La compassione di Dio supera la supplica del servo che è sciolto dal debito, ma non dal suo dovere di essere buon amministratore. Il perdono è l’occasione che Dio ci offre per amministrare ciò che si è ricevuto, non sfruttandolo per se stessi, ma condividendolo con gli altri.
I servi della parabola sono accomunati dall’aver contratto un debito, difficile o impossibile da restituire, e dalla preghiera rivolta al creditore. Ciascuno di noi non è mai solo debitore o creditore, ma l’uno e l’altro insieme, siamo debitori a Dio del dono infinto dell’amore e siamo creditori nei confronti degli altri fratelli di qualcosa che però ha un valore infinitamente inferiore a ciò che gratuitamente abbiamo ricevuto.

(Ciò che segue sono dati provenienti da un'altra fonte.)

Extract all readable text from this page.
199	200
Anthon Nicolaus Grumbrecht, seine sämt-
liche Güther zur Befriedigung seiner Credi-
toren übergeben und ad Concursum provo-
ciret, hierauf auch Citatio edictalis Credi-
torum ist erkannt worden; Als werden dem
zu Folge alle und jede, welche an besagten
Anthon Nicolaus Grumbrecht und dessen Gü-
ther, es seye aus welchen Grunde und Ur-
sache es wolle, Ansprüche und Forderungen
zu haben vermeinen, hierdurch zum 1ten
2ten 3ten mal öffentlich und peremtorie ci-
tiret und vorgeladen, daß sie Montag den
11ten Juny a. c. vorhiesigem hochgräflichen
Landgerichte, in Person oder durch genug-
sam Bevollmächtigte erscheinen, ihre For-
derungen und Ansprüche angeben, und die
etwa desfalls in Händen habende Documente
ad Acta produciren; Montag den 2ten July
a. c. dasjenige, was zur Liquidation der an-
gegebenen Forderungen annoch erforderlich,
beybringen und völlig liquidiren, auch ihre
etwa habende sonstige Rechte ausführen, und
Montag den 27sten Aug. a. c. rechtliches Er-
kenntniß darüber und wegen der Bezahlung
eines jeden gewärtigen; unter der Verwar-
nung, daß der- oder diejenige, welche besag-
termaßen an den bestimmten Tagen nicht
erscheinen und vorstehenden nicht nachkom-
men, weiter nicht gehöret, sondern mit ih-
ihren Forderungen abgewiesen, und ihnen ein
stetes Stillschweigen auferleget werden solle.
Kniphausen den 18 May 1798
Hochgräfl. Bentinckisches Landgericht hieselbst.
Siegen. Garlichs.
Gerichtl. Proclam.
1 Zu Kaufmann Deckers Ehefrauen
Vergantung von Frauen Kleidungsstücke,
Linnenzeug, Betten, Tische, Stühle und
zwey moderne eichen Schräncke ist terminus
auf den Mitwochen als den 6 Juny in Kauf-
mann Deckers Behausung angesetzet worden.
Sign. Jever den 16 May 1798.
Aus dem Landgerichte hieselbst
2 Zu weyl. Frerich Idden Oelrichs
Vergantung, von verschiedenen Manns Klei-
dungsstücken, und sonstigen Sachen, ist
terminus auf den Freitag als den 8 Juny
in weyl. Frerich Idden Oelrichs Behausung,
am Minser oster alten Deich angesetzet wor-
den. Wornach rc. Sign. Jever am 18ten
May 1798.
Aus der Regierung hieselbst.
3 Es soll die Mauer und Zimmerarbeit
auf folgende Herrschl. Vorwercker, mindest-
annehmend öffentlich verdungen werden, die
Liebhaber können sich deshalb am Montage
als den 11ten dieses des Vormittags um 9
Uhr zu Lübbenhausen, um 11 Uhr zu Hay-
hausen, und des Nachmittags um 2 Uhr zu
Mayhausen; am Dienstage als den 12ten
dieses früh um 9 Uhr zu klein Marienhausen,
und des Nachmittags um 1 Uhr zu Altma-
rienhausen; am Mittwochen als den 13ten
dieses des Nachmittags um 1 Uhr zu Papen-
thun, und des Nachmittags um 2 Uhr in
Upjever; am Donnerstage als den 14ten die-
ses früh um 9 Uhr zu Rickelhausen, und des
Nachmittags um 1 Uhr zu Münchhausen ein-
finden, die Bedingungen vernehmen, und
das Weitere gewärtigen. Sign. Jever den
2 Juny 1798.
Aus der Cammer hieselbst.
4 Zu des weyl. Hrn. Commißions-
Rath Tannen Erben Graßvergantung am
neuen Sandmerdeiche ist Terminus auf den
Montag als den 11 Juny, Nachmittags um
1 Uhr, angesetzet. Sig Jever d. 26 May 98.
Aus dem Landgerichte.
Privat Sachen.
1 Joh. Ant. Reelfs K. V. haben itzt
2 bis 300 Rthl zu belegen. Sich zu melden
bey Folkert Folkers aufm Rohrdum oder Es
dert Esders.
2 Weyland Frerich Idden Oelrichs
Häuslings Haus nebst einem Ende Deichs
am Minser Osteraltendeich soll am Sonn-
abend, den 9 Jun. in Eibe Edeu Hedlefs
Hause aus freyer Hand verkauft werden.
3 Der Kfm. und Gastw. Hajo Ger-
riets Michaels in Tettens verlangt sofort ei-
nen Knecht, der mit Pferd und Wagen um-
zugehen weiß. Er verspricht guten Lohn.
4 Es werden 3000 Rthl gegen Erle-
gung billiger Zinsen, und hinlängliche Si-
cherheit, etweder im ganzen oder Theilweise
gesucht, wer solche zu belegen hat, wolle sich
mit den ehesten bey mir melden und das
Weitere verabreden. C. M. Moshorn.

Il perdono di Dio crea spazi di libertà e di rinascita. Siamo chiamati ad esercitarci nel perdonare e quanto più lo facciamo tanto più ci riusciamo. Infatti, dentro di noi la gioia di essere amati e la felicità con la quale amiamo sono in continua competizione con la paura di essere delusi e la rabbia di essere stati feriti. Quando la gioia di amare supera il dolore del male ricevuto e quando la carità vince sulla paura, nasce il perdono e l’amore si rigenera.
Signore Gesù, Re di giustizia e di pace, insegnami a pregare confidando nella misericordia del Padre, chiedendo che si compia la sua volontà e mettendo la mia vita nelle sue mani. Aiutami a disobbedire alla rabbia e alla paura per mettermi a servizio della logica dell’amore. La gioia di essere amato da Dio vinca sulla paura di essere usato dagli uomini e la compassione prevalga sull’avidità e la falsa giustizia. Donami tempo necessario perché, esercitandomi nel perdono, possa convertirmi al tuo amore e diventare strumento della tua pace.